The throat-rumble arose in the great room, and man nodded to man with endorsement and certitude. Their faces were set hard. They were fighters, that was certain.

‘But not by buzzing will we crush the bear,’ Mr Wickson coldly and dispassionately. ‘We will hunt the bear. We will not reply to the bear in words. Our reply shall be couched in terms of lead. We are in power. Nobody will deny it. By virtue of that power we shall remain in power.’

He turned suddenly upon Ernest. The moment was dramatic.

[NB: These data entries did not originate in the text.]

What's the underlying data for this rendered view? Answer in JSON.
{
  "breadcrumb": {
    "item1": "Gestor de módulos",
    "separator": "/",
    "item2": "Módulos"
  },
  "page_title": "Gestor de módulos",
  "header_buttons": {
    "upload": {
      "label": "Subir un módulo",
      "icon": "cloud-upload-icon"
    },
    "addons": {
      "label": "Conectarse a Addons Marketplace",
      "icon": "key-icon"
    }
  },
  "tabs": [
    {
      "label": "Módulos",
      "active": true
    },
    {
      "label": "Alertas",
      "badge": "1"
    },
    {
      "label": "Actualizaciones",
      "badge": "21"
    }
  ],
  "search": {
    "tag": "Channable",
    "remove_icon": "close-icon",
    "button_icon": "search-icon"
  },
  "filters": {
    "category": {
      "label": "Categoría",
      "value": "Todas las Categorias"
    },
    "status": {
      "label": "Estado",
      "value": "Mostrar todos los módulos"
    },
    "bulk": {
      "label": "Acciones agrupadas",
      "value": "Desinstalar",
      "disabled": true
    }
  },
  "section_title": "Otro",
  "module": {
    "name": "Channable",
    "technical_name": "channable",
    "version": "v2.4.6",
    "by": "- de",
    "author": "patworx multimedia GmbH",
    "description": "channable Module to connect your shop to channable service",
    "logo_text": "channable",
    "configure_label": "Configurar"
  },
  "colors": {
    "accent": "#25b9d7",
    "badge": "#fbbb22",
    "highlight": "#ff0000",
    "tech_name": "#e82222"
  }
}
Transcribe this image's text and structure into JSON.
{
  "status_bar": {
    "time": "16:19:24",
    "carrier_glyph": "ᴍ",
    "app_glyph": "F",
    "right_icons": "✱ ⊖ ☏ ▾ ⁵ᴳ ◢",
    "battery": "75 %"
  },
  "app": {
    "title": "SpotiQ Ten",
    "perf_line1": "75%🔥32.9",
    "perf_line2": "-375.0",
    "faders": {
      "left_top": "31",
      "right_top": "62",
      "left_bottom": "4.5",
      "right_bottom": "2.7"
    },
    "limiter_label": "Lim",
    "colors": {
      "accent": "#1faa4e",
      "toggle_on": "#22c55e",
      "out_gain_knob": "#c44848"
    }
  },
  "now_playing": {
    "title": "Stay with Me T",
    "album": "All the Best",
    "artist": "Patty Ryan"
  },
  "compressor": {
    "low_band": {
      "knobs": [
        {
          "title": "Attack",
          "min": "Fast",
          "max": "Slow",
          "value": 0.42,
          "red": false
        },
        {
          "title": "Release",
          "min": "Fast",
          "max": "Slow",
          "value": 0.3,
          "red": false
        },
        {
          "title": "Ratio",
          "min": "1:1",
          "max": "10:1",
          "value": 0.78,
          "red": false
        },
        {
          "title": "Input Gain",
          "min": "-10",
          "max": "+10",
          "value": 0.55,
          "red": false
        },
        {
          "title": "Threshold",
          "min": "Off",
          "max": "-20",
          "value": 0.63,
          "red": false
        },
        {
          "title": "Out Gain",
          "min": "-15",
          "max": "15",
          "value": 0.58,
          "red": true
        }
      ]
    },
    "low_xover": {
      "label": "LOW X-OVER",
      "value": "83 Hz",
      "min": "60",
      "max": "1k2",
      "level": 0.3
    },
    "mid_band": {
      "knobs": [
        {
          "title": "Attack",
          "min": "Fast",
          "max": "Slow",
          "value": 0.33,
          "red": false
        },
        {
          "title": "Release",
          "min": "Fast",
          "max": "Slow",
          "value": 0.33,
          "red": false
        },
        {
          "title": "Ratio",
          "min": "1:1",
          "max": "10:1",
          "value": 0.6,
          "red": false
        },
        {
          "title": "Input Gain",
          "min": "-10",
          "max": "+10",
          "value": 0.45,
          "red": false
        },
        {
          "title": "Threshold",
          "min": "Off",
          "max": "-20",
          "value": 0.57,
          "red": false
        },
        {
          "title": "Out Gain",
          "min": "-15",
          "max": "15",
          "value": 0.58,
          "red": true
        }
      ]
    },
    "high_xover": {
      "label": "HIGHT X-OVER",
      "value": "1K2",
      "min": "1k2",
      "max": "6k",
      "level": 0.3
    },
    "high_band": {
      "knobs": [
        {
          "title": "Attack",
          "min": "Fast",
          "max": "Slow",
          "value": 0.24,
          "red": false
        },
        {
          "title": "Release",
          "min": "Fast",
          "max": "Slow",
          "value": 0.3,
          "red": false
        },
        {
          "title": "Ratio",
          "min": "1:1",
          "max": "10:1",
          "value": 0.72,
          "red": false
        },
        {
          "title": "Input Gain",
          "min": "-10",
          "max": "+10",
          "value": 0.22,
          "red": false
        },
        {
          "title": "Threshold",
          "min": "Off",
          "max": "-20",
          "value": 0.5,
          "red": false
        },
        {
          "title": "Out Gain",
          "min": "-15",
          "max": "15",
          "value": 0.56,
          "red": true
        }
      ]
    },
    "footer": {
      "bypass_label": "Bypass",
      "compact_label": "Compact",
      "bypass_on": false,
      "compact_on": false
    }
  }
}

‘This, then, is our answer. We have no words to waste on you. When you reach out your vaunted strong hands for our palaces and purpled ease, we will show you what strength is. In roar of shell and shrapnel and in whine of machine-guns will our answer be couched.10 We will grind you revolutionists down under our heel, and we shall walk upon your faces. The world is ours, we are its lords, and ours it shall remain. As for the host of labour, it has been in the dirt since history began, and I read history aright. And in the dirt it shall remain so long as I and mine and those that come after us have the power. There is the word. It is the king of words—Power. Not God, not Mammon, but Power. Pour it over your tongue till it tingles with it. Power.’

‘I am answered,’ Ernest said quietly. ‘It is the only answer that could be given. Power. It is what we of the working class preach. We know, and well we know by bitter experience, that no appeal for the right, for justice, for humanity, can ever touch you. Your hearts are hard as your heels with which you tread upon the faces of the poor. So we have preached power. By the power of our ballots on election day will we take your government away from you—’

‘What if you do get a majority, a sweeping majority, on election day,’ Mr Wickson broke in to demand. ‘Suppose we refuse to turn the government over to you after you have captured it at the ballot-box?’

‘That, also, have we considered,’ Ernest replied. ‘And we shall give you an answer in terms of lead. Power, you have proclaimed the king of words. Very good. Power it shall be. And in the day that we sweep to victory at the ballot-box, and you refuse to turn over to us the government we have constitutionally and peacefully captured, and you demand what we are going to do about it—in that day, I say, we shall answer you; and in roar of shell and shrapnel and in whine of machine-guns shall our answer be couched.

‘You cannot escape us. It is true that you have read history aright. It is true that labour has from the beginning of history been in the dirt. And it is equally true that so long as you and yours and those that come after you have power, that labour shall remain in the dirt. I agree with you. I agree with all that you have said. Power will be the arbiter, as it always has been the arbiter. It is a struggle of classes. Just as your class dragged down the old feudal nobility, so shall it be dragged down by my class, the working class. If you will read your biology and your sociology as clearly as you do your history, you will see that this end I have described is inevitable. It does not matter whether it is in one year, ten, or a thousand—your class shall be dragged down. And it shall be done by power. We of the labour hosts have conned that word over till our minds are all a-tingle with it. Power. It is a kingly word.’

And so ended the night with the Philomaths.

1 In those days it was still the custom to fill the living rooms with bric-à-brac. They had not discovered simplicity of living. Such rooms were museums, entailing endless labour to keep clean. The dust-demon was the lord of the household. There were a myriad devices for catching dust, and only a few devices for getting rid of it.